Oxnard, California: The City That Stopped A Gas Plant
When NRG Energy, one of the largest electric power producers in the country, won a contract to build a new gas plant on the beach in Oxnard, California, in 2014, nearly everyone assumed it was a done deal.
The region’s electric utility, Southern California Edison, needed a new source of power to keep the lights on in moments of extreme need. But the working class, majority-Latino community was not enthused about the prospect of another industrial facility in its backyard. Power plants already bookend Oxnard’s beach, about seven miles apart, the smokestacks looming over the coastal vista. A toxic Superfund site lingers nearby, the aftermath of a smelting plant that shut down years ago.
Local activists and city officials rejected the expectation that they should host another major polluter. They passed an ordinance to block new plants on the coast, and demanded that the state look for cleaner alternatives.

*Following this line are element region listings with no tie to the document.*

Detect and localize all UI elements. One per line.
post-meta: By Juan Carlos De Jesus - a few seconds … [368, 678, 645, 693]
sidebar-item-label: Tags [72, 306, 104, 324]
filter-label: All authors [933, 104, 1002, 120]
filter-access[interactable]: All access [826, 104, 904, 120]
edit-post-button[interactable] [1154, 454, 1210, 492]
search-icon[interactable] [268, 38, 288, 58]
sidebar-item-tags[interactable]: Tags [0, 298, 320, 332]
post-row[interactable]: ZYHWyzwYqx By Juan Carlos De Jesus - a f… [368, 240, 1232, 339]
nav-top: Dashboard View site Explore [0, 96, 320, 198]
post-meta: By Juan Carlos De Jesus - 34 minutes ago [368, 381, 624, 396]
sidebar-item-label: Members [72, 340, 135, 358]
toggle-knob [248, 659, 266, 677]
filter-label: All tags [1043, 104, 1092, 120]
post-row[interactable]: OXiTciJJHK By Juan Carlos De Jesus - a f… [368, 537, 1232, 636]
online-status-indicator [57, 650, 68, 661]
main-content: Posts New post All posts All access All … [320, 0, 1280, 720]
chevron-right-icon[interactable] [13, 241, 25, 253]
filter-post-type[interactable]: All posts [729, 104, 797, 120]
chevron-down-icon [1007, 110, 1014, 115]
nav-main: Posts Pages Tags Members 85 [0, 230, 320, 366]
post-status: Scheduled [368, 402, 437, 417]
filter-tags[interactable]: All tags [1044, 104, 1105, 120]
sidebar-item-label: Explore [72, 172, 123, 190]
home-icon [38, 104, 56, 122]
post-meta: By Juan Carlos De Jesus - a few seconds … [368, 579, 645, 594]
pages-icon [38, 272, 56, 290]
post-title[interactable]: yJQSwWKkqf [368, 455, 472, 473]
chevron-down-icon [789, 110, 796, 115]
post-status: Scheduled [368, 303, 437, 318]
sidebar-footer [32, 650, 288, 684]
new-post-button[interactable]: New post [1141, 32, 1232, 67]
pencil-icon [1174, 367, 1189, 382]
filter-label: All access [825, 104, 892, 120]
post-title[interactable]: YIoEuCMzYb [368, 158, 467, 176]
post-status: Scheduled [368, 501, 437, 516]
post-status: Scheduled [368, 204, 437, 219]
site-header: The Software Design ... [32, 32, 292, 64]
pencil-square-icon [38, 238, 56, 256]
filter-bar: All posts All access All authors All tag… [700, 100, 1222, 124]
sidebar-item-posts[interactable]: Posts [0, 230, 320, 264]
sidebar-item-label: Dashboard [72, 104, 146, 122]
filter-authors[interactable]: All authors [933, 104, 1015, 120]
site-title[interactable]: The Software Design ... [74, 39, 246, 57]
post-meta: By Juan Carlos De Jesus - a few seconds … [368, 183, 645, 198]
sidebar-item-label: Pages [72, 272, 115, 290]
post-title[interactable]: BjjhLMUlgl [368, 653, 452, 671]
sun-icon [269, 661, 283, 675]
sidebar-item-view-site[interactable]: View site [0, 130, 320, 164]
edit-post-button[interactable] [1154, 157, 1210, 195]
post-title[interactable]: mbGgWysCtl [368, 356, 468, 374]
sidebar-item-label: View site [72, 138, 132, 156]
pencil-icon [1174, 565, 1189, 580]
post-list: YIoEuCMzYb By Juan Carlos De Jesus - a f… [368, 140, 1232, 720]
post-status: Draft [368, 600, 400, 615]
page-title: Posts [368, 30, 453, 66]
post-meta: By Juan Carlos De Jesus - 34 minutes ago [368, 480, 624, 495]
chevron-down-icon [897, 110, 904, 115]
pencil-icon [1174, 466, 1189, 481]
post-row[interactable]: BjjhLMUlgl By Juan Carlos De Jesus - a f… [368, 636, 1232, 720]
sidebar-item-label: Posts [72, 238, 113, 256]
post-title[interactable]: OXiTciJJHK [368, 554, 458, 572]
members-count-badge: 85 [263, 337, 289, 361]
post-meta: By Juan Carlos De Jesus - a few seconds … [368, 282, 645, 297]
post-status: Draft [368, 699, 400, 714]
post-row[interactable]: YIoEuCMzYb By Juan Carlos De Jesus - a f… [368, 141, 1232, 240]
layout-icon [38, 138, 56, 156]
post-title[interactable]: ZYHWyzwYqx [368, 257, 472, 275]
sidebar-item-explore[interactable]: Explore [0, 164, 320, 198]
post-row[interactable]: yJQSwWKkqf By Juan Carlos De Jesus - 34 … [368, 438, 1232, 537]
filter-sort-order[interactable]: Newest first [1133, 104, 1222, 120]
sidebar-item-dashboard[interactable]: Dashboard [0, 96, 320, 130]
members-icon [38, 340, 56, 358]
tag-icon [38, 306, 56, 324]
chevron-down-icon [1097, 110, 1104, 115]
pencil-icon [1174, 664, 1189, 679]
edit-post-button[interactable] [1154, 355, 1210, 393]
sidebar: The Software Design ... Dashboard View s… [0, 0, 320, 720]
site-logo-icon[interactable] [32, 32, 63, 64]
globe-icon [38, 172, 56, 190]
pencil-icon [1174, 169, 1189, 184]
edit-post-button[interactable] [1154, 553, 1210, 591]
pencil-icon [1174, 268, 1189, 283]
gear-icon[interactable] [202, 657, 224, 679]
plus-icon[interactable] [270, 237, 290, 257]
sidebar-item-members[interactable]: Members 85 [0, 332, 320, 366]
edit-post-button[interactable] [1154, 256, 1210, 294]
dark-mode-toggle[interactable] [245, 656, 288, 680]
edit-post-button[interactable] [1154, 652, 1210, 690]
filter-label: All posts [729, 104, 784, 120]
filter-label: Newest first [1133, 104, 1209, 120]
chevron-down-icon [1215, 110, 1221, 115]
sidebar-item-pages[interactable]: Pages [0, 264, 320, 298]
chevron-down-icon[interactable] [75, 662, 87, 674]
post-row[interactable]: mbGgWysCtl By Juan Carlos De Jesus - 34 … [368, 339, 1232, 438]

Such objections had failed to stop many a gas plant before, but this time, things veered off the usual playbook.
California leaders were already working to eliminate greenhouse gases from the power sector and curb the state’s considerable contribution to climate change. A new ecosystem of clean energy companies emerged to provide equipment and software to generate and store electricity.
When state officials inquired in 2017 whether clean technologies could fill the role of NRG’s gas plant, the answer was a definite yes. With that knowledge, regulators said they would reject the gas plant due to its environmental impact, and asked Southern California Edison to find clean energy projects to replace it.
The utility came back two months ago with a different vision for the city: a suite of batteries that can store the abundant solar power generated during the day and deliver it when needed.